If not, why would anyone claim Bukola Saraki has done nothing, first for Ilorin and then for Kwara State? Kwara State University is nothing? Ilesha-Kosubosu Road, which the then federal government promised to do when Bukola was a toddler but refused to do until the then toddler came to the throne and did is nothing? Putting Professor Shuaib Oba in the Federal Character Commission is nothing?
Was it wrong of him to have insisted in 2011 that fielding another candidate from his family to succeed him was unreasonable; that it would expose the state and the family name to ridicule? Would a social critic have applauded that choice? So it was wrong when in 1999 Nigerian political leaders agreed to allow the South-west produce the then president to assuage the feeling of alienation the region had suffered over the years?

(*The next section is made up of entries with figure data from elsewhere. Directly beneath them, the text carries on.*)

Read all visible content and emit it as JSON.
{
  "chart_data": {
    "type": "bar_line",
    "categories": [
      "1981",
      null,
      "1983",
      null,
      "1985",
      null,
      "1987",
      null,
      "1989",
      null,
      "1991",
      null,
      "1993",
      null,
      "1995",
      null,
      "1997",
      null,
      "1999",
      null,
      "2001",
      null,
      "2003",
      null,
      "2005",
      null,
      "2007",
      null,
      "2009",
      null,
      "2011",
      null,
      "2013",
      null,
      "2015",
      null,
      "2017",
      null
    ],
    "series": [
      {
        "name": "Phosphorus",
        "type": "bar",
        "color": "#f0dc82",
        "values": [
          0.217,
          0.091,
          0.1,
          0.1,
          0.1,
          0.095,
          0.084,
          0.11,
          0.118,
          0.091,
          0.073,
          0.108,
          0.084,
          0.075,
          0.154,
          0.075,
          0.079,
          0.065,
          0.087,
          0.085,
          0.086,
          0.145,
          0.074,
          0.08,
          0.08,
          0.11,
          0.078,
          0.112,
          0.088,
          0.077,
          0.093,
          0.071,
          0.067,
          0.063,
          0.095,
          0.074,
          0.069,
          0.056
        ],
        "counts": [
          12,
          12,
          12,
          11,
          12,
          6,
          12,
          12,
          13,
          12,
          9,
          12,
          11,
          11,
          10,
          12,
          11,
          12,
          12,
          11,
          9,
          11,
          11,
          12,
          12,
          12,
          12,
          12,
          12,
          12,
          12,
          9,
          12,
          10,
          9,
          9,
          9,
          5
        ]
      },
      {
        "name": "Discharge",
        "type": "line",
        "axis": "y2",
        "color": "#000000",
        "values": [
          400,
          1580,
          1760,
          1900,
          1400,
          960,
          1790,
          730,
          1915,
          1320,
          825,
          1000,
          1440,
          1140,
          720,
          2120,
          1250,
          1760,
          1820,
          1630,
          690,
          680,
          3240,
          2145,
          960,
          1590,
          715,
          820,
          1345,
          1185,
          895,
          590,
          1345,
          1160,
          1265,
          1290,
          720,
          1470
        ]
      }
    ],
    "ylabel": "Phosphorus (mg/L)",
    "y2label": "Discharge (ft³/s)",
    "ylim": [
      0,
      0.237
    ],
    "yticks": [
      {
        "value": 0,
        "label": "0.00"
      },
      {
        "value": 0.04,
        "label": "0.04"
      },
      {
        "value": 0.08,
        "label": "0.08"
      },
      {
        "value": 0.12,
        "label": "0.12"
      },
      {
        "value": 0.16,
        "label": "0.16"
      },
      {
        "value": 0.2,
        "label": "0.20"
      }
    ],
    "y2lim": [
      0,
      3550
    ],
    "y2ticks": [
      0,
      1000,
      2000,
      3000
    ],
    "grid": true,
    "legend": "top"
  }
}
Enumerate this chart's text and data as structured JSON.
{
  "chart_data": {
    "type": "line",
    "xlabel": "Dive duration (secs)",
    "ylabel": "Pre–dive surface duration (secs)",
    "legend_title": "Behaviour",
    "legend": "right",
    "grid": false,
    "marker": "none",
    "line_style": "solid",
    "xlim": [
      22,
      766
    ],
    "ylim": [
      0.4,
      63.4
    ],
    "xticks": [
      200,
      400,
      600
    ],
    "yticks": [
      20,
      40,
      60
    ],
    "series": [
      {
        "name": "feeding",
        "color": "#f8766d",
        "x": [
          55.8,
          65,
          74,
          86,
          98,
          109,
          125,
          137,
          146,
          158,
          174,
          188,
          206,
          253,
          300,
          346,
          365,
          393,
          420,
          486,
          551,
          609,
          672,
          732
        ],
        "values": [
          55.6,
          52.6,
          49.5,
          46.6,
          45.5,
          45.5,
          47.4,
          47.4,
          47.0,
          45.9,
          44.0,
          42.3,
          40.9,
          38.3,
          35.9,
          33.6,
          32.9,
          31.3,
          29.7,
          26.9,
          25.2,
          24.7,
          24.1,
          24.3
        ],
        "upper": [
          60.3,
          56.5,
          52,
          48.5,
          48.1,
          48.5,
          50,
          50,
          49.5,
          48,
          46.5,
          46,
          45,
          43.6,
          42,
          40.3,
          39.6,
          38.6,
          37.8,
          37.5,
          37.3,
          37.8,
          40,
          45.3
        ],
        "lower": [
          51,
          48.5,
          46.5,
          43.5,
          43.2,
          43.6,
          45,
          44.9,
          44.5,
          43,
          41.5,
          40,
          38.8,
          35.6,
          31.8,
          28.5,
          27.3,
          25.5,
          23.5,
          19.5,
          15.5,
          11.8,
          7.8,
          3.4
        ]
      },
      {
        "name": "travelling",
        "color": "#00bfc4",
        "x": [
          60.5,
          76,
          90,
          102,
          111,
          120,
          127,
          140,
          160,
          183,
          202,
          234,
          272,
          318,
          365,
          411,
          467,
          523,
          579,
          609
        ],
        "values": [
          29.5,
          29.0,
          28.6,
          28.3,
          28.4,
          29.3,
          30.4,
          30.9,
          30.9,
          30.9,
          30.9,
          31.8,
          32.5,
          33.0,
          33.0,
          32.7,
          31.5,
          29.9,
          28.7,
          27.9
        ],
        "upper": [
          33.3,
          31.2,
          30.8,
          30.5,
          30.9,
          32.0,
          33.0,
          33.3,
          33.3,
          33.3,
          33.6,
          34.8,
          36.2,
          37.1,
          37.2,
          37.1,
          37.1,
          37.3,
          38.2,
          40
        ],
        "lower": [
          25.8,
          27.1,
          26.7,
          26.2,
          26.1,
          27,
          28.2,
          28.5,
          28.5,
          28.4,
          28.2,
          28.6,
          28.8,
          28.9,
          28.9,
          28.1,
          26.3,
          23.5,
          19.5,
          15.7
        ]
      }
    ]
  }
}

If Bukola Saraki is leader today, was it his making? His father had many notable contemporaries in the field of politics but who among them could do what he did and did for Kwara until his death? Is this the first time to have a political hegemony? Has vendetta beclouded Moddibo Kawu’s sense of history? One expected a well read Kawu to always review his speeches before going viral with them. No doubt, a piece like the one in reference has done great damage to his reputation among some of us who used to look up to him.
People now say that he vowed to bring Bukola Saraki down because he has offended him and hence would never forgive him. Haba! What about the teaching of the holy Qur’an? Even in this holy month of Ramadan? If the path Moddibo has chosen is vengeance, let it be separated from the business of Kwara State’s liberation.